Freedom of Movement for All?

Freedom of Movement for All?

Viviane Sorée, Chair of Onafhankelijk Leven, an ENIL member organisation in Belgium, experienced horrible discrimination by an airline company. Sadly enough, this is not a single case. This has to stop! ENIL calls on the European institutions to act and to make freedom of movement and consumer rights a reality for all.

Below you can read the detailed story of Viviane, written by herself:

My Flight Experience

For the fourth time I went for professional reasons to Bulgaria. I was really looking forward to see the people whom I’ve met during my previous visits to Bulgaria. However, it turned out completely different.

It started when Jaak, a colleague of mine booked the flight tickets online. After a long time and several attempts we received the confirmation the assistance request was accepted. But this was not the end of the agony. Jetair requested information about the batteries of my electronic wheelchair (dangerous goods). We mailed my battery certificate three times to Jetair. After receiving for the fourth time the same request from again a different person we strongly urged them to make up their minds. Shortly afterwards, we received an okay from Jetair in reply to our e-mail with the requested information about the batteries of my wheelchair. The next day we received for the second time a no-response mail with the same confirmation.

The 23rd of May, departure day. Check in at the counter of Jetair gives no problem. To the man who labels my wheelchair with the flight data I say laughingly it never went so smoothly. Checking the luggage also gives no problems. Finally we are going well in advance to gate 5. The boarding time is approaching but no plane is in sight. This is very suspicious. Suddenly we hear a voice (not via the calling system) loudly saying we urgently have to go to gate 9. They reprimand us because we didn’t look at the display. But how could we? There were no displays near to gate 5.

I ride with my wheelchair just to the door of the aircraft. There I’m told my electronic wheelchair is not on the list. Jaak argues he has received the approval from Jetair. He is allowed to see the pilot in his cockpit in order to explain this. The pilot comes to us and says if Jaak can show him the email from Jetair within fifteen minutes everything is okay. Jaak gets his laptop and tries to log into the server of our work without success. Thanks to the help of the cargo personnel he finally can log in. He shows the mail to the pilot who responds by saying we received a mail from a department that is not authorized to send confirmations concerning dangerous goods. In other words, he does not accept the mail. But how could we have known this?! The cargo personnel say there are several wheelchairs in the cargo space of the aircraft including an electronic wheelchair just the same as mine. The pilot quickly says he hadn’t received the authorization from Jetair to transport a second electronic wheelchair and therefor he must follow the rules. I still could board but without my wheelchair, which I declined.

But the best is yet to come. When Jaak boarded yesterday to return home he overheard a conversation between the chief steward and another staff member.
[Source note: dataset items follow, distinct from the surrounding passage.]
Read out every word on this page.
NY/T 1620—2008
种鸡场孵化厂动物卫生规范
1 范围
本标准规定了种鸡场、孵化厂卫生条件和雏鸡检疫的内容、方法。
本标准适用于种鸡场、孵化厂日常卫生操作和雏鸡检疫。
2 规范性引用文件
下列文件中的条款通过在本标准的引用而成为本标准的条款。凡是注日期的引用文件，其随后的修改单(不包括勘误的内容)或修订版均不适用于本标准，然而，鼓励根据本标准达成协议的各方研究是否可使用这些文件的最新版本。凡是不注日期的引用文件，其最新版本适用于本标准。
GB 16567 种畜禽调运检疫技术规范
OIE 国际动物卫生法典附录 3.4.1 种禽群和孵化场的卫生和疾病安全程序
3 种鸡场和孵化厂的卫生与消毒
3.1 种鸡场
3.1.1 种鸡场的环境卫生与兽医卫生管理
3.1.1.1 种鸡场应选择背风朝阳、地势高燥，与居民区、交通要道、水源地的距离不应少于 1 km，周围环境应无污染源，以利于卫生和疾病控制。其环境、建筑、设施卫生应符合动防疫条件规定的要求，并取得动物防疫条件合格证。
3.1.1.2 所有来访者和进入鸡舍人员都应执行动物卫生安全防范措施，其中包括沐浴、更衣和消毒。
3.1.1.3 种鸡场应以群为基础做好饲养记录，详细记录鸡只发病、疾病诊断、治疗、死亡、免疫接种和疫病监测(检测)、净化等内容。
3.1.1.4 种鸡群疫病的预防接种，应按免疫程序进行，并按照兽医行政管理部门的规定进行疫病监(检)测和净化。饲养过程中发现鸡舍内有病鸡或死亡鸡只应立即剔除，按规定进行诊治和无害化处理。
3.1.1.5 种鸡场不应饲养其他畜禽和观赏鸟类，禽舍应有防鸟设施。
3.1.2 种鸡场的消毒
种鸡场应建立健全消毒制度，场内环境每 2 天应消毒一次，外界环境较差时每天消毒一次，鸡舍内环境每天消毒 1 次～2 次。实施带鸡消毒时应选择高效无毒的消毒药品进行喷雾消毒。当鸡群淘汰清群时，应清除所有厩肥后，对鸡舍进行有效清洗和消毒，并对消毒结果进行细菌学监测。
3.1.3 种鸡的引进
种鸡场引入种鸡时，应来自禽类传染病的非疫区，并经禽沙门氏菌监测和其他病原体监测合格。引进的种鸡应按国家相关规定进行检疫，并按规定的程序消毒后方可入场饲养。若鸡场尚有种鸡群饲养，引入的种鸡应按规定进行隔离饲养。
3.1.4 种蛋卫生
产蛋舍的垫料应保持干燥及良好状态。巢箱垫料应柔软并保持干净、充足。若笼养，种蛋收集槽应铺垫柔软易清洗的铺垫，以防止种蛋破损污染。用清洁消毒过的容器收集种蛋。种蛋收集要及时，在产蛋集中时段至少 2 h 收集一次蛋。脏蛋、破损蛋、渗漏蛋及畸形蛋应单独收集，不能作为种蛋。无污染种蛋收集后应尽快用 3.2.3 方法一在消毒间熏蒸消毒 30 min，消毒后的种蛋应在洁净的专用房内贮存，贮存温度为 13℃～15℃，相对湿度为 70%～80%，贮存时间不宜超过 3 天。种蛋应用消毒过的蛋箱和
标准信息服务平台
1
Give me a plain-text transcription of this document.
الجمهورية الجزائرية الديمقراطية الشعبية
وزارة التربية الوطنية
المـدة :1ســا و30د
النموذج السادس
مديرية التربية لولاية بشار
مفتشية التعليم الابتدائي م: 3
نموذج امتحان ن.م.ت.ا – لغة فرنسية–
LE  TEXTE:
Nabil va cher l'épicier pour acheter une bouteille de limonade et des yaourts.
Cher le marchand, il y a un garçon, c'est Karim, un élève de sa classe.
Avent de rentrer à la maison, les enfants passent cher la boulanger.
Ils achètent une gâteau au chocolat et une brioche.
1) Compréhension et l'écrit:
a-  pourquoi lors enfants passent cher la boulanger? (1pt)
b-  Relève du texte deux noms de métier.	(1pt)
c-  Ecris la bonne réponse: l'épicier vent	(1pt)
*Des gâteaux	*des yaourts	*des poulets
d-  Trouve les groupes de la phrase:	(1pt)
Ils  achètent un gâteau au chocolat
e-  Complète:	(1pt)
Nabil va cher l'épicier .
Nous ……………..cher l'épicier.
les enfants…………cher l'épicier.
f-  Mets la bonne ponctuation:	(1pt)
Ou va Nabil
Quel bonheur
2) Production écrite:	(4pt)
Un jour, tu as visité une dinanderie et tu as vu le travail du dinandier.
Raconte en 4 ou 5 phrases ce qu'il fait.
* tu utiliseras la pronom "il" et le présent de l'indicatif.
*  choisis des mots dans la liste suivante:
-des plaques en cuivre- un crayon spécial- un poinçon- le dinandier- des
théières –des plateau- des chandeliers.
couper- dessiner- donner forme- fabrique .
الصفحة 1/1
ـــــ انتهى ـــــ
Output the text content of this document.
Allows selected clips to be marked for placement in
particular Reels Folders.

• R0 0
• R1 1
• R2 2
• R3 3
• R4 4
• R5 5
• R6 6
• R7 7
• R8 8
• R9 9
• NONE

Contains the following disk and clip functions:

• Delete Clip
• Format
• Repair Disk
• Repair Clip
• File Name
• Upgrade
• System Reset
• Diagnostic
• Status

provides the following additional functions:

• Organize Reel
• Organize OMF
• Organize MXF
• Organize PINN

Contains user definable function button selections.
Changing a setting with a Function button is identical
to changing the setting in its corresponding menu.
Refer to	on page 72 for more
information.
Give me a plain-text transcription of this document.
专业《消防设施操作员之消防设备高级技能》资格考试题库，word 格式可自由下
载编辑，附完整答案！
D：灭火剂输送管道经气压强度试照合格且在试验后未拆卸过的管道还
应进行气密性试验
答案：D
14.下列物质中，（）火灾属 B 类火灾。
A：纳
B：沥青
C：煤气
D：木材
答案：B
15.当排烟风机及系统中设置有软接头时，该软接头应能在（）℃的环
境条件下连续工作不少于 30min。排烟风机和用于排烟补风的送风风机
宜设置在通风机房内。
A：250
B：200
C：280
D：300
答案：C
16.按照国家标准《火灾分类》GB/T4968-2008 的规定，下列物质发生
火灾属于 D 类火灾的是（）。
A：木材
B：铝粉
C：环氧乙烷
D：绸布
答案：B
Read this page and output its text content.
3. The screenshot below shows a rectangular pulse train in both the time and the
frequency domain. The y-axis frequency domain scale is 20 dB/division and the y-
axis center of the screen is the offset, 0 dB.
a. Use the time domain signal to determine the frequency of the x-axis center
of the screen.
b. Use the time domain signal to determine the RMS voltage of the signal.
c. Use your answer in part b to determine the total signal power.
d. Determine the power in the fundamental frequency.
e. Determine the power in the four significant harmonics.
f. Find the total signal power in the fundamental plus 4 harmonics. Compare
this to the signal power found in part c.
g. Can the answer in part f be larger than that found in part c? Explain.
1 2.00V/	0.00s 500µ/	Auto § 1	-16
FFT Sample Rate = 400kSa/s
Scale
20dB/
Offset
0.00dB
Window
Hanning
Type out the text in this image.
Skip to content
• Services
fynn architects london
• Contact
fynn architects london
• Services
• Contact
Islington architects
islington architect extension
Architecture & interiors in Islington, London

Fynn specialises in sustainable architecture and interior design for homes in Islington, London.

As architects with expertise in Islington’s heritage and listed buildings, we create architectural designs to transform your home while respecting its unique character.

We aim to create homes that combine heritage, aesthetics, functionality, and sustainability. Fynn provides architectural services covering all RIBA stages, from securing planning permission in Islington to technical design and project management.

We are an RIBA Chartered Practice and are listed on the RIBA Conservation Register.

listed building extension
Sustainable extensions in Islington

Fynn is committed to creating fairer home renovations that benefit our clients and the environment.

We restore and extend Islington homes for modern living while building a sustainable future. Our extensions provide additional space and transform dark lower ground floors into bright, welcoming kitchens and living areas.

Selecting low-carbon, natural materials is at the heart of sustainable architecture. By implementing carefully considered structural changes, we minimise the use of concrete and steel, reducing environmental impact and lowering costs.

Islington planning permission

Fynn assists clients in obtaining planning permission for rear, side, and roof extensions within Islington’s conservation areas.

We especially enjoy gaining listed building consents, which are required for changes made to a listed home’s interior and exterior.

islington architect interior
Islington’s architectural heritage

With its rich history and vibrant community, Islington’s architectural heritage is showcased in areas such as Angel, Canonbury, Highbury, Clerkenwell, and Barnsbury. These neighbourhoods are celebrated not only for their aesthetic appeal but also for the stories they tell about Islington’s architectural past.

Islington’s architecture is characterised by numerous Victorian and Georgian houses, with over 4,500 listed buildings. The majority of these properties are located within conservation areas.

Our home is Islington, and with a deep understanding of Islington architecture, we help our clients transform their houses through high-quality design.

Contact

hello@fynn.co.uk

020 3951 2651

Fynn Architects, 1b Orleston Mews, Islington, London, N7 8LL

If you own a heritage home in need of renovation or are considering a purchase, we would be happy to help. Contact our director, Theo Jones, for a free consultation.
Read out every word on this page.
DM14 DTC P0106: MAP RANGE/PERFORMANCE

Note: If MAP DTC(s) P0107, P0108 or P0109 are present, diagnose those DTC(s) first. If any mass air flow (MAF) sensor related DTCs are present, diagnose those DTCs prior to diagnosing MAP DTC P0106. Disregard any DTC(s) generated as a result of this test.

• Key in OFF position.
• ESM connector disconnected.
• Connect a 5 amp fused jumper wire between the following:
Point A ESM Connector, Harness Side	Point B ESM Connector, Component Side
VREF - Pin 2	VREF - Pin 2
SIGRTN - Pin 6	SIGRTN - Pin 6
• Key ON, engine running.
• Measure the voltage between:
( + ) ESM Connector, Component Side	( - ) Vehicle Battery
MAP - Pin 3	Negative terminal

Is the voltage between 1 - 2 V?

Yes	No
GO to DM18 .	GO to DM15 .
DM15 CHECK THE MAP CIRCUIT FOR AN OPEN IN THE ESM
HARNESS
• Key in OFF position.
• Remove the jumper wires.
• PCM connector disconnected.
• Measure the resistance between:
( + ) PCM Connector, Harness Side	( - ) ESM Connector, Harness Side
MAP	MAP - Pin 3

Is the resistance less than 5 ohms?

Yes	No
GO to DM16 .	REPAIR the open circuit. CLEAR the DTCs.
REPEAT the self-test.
They were still waiting for me, my personal assistant and electronic wheelchair. Jake asked astonished if they knew nothing of the incident in Brussels airport. They knew nothing of a kind and above all they received in contrast to Brussels airport the authorization to transport my electronic wheelchair.

Only now we know that the authorization to transport my electronic wheelchair was on the label attached to my wheelchair. Apparently there is no communication between the different services of Brussels airport. Is there no coordination?

Who is to blame for this fiasco? This whole situation is inconsistent with the European regulation of free movement of people, goods and services. Where are my consumer rights?

I know I’m not alone. There are many more disabled people who had a similar experience. Enough is enough. We really have to do something about it.

Viviane Sorée

Photo: Viviane Sorée

1 Comment

Eugene Callan

June 25, 2015, 6:16 pm


That was a terrible experience and disgraceful behaviour on behalf of the airline.

I travelled from Dublin to Madrid with Aer Lingus a couple of years ago. When we arrived in Madrid, my wheelchair was not brought to the door of the aircraft. Instead it was taken with the luggage into the terminal building. When the assistance arrived to assist me to get off the aircraft, they had an old chair of their own which was completely unsuitable for me. I said that I could not get off the aircraft until my own chair arrived at the door. The security supervisor in Madrid airport refused to allow my wheelchair to leave the terminal building and come back to the door of the aircraft. He said the reason for this was because the wheelchair had passed through a one-way security zone.

A stand-off ensued and I stayed in my seat for an hour and a half. The aeroplane captain asked me if he could board the passengers due to return to Dublin from Madrid. I agreed to this. Finally the supervisor relented and allowed my wheelchair to be returned to the door of the aircraft. The one and a half hour delay meant that my taxi left the airport without picking me up. It also meant that I missed my connecting train to Cordoba. Very late at night I had to try to find a hotel in Madrid and get there. I also had to book a new train ticket the following morning.